Assim, por um lado, mostra-se relevante que os instrumentos a desenhar sejam ágeis e em ligação com o mercado para que os seus resultados sejam imediatos e efetivos. Por outro, face à necessidade de investimento e ao volume disponível de investimento público, é relevante que os mesmos permitam a alavancagem de investimento privado através de modelos de “blended finance”. Um bom exemplo a explorar é a possibilidade de utilizar empresas privadas (por exemplo, Empresas de Serviços de Energia) enquanto agregadores de projetos, disponibilizando capital privado para os investimentos, sendo que os fundos públicos podem ser utilizados enquanto garantias ou cobrindo os custos associados à assistência técnica, i.e., ao desenvolvimento do projeto ao nível técnico.

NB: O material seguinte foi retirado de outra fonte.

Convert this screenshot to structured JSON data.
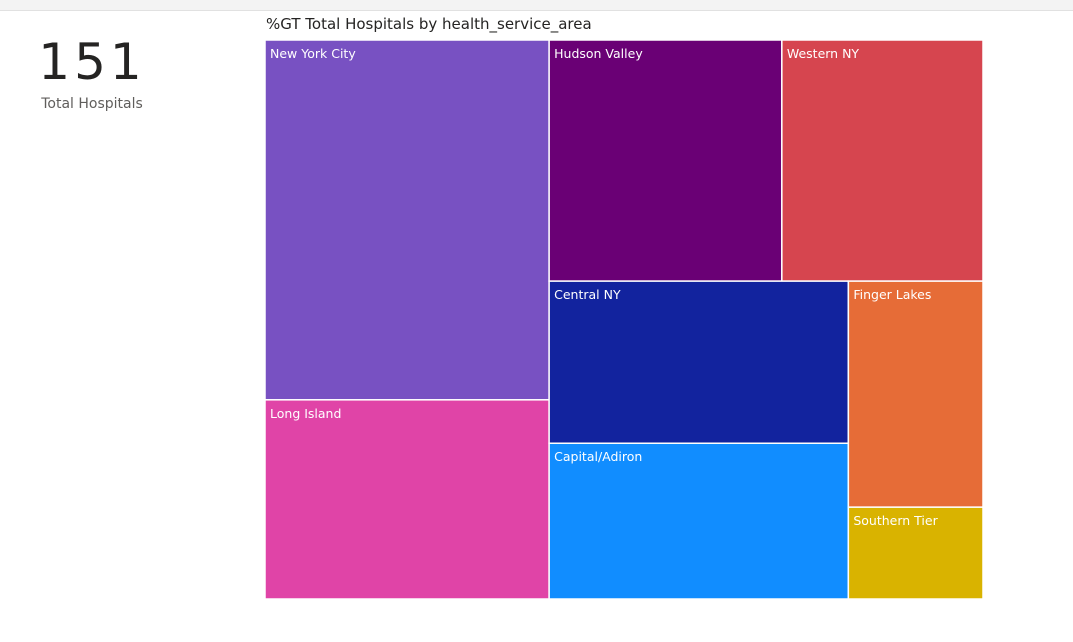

Não podemos desperdiçar esta oportunidade! Há que juntar à mesma mesa as associações do setor, entidades do setor bancário e financeiro, e demais fornecedores para desenvolver um compromisso e rever elementos regulatórios e fiscais por forma a acelerar o processo de decisão e capacitar Portugal de uma ferramenta indispensável para a reconstrução da economia pós-Covid, o combate à pobreza energética e a transição energética.

As conclusões expressas são da responsabilidade dos autores.